Maternal Near-Miss in Tertiary Care: Definition, Indications, Management Typologies, Outcomes and Prospects for Improvement- A Comprehensive Review
DOI:
https://doi.org/10.64149/J.Carcinog.24.3s.47-50Keywords:
Maternal Near‑Miss; Severe Maternal Outcomes; Postpartum Haemorrhage; Pre‑Eclampsia; Eclampsia; Maternal Sepsis; Icu; Hdu; Early Warning Scores; Quality ImprovementAbstract
Maternal near-miss (MNM) cases—women who survive life-threatening complications during pregnancy, childbirth, or within 42 days postpartum—offer valuable insight into the effectiveness and resilience of obstetric services. This review synthesises current definitions, recognition criteria, management strategies, outcomes, and opportunities for improving maternal care in tertiary settings, with emphasis on low- and middle-income countries (LMICs) such as India. Drawing on WHO guidelines, national protocols, and peer-reviewed literature from 2010–2025, key priority areas include postpartum haemorrhage (PPH), hypertensive disorders, and maternal sepsis, supported by evidence from ICU/HDU interventions, early-warning tools, checklists, and simulation-based training.

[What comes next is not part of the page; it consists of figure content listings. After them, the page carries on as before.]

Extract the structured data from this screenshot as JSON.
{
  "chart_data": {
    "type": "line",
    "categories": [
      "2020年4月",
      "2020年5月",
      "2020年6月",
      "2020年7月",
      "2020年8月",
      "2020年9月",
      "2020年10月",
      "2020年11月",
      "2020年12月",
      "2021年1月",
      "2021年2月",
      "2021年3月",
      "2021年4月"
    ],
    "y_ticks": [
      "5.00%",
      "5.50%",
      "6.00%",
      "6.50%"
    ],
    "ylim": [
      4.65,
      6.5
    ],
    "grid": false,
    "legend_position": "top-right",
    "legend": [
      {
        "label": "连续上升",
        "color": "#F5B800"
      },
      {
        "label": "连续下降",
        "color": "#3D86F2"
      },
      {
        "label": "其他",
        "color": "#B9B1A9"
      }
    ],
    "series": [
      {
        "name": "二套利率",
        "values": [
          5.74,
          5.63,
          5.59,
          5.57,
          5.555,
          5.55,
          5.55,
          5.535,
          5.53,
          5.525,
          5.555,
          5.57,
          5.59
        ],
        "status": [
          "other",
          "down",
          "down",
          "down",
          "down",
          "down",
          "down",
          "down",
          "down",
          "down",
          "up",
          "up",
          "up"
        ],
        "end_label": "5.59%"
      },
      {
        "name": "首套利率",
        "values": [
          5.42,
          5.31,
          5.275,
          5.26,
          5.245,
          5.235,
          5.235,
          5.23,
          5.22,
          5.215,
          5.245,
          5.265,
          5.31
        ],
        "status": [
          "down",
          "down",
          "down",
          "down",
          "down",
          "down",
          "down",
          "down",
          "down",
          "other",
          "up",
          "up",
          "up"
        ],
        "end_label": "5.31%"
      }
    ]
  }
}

The WHO defines MNM as survival after a life-threatening complication, using organ-dysfunction criteria across cardiovascular, respiratory, renal, hepatic, haematologic, neurologic, and uterine systems, and tracks indicators such as MNM ratio, severe maternal outcome ratio, MNM:maternal death ratio, and mortality index. In Indian tertiary hospitals, MNM ratios typically range from 8–18 per 1,000 live births, MNM:death ratios from 3–6:1, and mortality indices from 15–25%, with variability reflecting referral bias and systemic gaps. Leading causes remain PPH, hypertensive disorders (including pre-eclampsia, eclampsia, and HELLP), and sepsis, with effective bundles involving uterotonics, tranexamic acid, balloon tamponade or compression sutures, massive transfusion protocols, magnesium sulfate with antihypertensives, and prompt antibiotics with source control. Quality-improvement measures such as structured audits, expansion of obstetric critical care capacity, and team-based emergency drills have shown potential to improve recognition, timeliness, and survival. Embedding the WHO near-miss framework into routine tertiary care, supported by readiness in blood supply, critical care infrastructure, and continuous review, can reduce preventable maternal deaths and severe morbidities.